All you need to do is modify your default cache behavior:
Instead of “Use Origin Cache Headers”, just set them yourself and upon a new deployment just invalidate your cache. That’s it! Now your index.html file will call CF but CF won’t call the origin since it has it in its cache (don’t forget to invalidate CF after a deployment..)
2. Congratulation! You’re now paying more money to Amazon 🎉
Maybe the true reason why AWS strip away the Accept-Encoding header, thinking: “hmmm if someone really really wants to use a different algorithm, they should have Lambda@Edge viewer request event trigger every time they load their website and then pay us a LOT since a LOT of events will be triggered.. mohahahaha 😈”
Don’t pay extra for that. It‘s not worth it.

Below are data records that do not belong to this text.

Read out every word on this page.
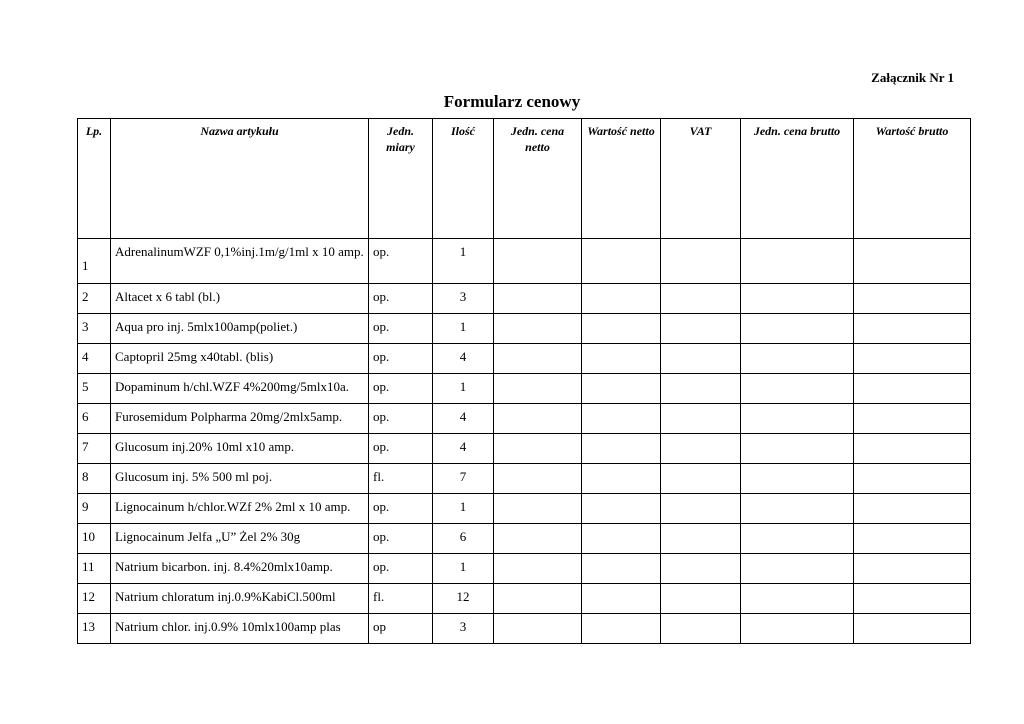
Załącznik Nr 1
Formularz cenowy
Lp.	Nazwa artykułu	Jedn. miary	Ilość	Jedn. cena netto	Wartość netto	VAT	Jedn. cena brutto	Wartość brutto
1	AdrenalinumWZF 0,1%inj.1m/g/1ml x 10 amp.	op.	1					
2	Altacet x 6 tabl (bl.)	op.	3					
3	Aqua pro inj. 5mlx100amp(poliet.)	op.	1					
4	Captopril 25mg x40tabl. (blis)	op.	4					
5	Dopaminum h/chl.WZF 4%200mg/5mlx10a.	op.	1					
6	Furosemidum Polpharma 20mg/2mlx5amp.	op.	4					
7	Glucosum inj.20% 10ml x10 amp.	op.	4					
8	Glucosum inj. 5% 500 ml poj.	fl.	7					
9	Lignocainum h/chlor.WZf 2% 2ml x 10 amp.	op.	1					
10	Lignocainum Jelfa „U” Żel 2% 30g	op.	6					
11	Natrium bicarbon. inj. 8.4%20mlx10amp.	op.	1					
12	Natrium chloratum inj.0.9%KabiCl.500ml	fl.	12					
13	Natrium chlor. inj.0.9% 10mlx100amp plas	op	3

I’m sold, but I still really want to use brotli eventually 😢
H̶e̶l̶p̶ ̶u̶s̶ ̶c̶o̶n̶v̶i̶n̶c̶e̶ ̶A̶W̶S̶ ̶t̶o̶ ̶s̶t̶o̶p̶ ̶r̶e̶m̶o̶v̶i̶n̶g̶ ̶i̶n̶f̶o̶r̶m̶a̶t̶i̶o̶n̶ ̶f̶r̶o̶m̶ ̶t̶h̶e̶ ̶A̶c̶c̶e̶p̶t̶-̶E̶n̶c̶o̶d̶i̶n̶g̶ ̶h̶e̶a̶d̶e̶r̶ ̶b̶y̶ ̶a̶d̶d̶i̶n̶g̶ ̶👍̶ ̶o̶n̶ ̶t̶h̶e̶ ̶i̶s̶s̶u̶e̶ ̶i̶n̶ ̶t̶h̶e̶ ̶A̶W̶S̶ ̶f̶o̶r̶u̶m̶.̶
Edit: On July 11th, 2018 Amazon added support for whitelisting the Accept-Encoding HTTP header 🎉 We did it! You can now use brotli without using the viewer request.
✅ As I stated above, I recommend working with Lambda@Edge origin request/response events to serve pre-compressed files instead of CF compression feature.
✅ Don’t use viewer request even to support different algorithms other than gzip. It just doesn’t worth the speed and costs..
✅ Cache also your index.html file in CF to speed things up with almost zero effort.